Some of the most urgent challenges in upper limb prosthetics include the lack of effective control systems, the high-risk brain surgery associated with mind-controlled limbs, and incredibly prohibitive costs. As a result, adoption rates remain low despite the significantly increased quality of life. To address these concerns, my project developed the world’s first ultra-low cost, noninvasive, transhumeral neuroprosthesis. The physical blueprints of the prosthesis itself are the product of more than 75 design iterations; with the help of funding and mentorship from PolySpectra, Inc., a laser-forged cyclic olefin resin-based polymer was employed to achieve maximum durability. To address the shortcomings of current noninvasive neural monitoring techniques, I worked alongside Dr. Ji Liu of Stony Brook University to leverage artificial intelligence (AI), creating a synthetic “brain” to decode biological neural hardware.
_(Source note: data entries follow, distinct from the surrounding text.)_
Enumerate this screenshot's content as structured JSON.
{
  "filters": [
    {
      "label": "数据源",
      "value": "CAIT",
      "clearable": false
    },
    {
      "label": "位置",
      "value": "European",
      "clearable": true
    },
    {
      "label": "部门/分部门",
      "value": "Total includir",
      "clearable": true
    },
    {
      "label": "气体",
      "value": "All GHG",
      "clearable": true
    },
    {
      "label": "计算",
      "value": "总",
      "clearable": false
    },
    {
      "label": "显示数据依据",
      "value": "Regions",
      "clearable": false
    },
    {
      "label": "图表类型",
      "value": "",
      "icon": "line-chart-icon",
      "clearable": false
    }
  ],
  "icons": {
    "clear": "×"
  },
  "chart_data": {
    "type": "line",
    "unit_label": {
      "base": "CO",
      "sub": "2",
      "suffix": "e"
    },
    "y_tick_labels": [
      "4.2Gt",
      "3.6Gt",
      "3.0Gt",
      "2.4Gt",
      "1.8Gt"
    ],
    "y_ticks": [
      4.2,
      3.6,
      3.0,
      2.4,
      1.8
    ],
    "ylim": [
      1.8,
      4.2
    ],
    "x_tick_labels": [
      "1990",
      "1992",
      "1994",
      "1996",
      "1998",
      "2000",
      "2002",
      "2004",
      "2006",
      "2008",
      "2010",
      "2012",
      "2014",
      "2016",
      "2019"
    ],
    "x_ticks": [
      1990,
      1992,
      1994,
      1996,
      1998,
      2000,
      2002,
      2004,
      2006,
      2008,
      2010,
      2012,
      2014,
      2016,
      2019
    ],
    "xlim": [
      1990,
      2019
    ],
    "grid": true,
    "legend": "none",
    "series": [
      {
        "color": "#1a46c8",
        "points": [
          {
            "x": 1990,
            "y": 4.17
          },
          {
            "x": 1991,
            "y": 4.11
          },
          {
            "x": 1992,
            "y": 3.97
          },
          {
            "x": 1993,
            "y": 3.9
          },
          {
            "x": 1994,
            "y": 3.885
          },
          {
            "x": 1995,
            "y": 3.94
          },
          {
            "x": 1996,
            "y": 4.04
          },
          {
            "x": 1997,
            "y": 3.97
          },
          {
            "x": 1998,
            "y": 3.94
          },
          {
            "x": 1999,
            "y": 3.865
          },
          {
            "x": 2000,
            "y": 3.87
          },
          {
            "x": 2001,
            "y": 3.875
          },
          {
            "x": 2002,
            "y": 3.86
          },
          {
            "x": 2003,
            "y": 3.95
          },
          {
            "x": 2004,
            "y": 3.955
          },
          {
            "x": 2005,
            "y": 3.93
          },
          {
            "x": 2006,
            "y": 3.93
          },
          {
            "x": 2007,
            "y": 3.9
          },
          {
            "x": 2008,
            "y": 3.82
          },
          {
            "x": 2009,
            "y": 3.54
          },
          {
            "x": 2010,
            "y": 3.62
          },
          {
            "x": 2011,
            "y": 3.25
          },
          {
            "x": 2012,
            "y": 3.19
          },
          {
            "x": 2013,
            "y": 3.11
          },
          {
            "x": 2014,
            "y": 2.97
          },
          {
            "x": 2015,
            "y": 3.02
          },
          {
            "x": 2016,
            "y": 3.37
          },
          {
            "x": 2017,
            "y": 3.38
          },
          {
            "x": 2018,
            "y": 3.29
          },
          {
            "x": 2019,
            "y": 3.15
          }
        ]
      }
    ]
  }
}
The process to generate the AI algorithm was guided by two underlying goals: (1) to improve overall system performance by combining discrete models using a prediction voting scheme, and (2) to favor model diversity within these new neural network ensembles, as opposed to individual model performance. The final model involves over 23,000 lines of handwritten code and seven completely novel sub-algorithms. It also employs a unique diversified hierarchical structure, far exceeding the performance of current, gold-standard AIs, and is entirely scalable. The final deep learning system behaves as a dynamic, fully-embedded algorithm, designed to tailor itself to the neural characteristics of its online operator.
My novel mind-controlled prosthesis outperformed the world’s most advanced invasive prosthetics, costing more than US$450,000, across industry-standard performance metrics—all despite a total manufacturing cost of just US$300. These promising results suggest the possibility for wide application as a compelling, accessible alternative to current prosthetics; this device has the potential to improve the lives of amputees across the globe.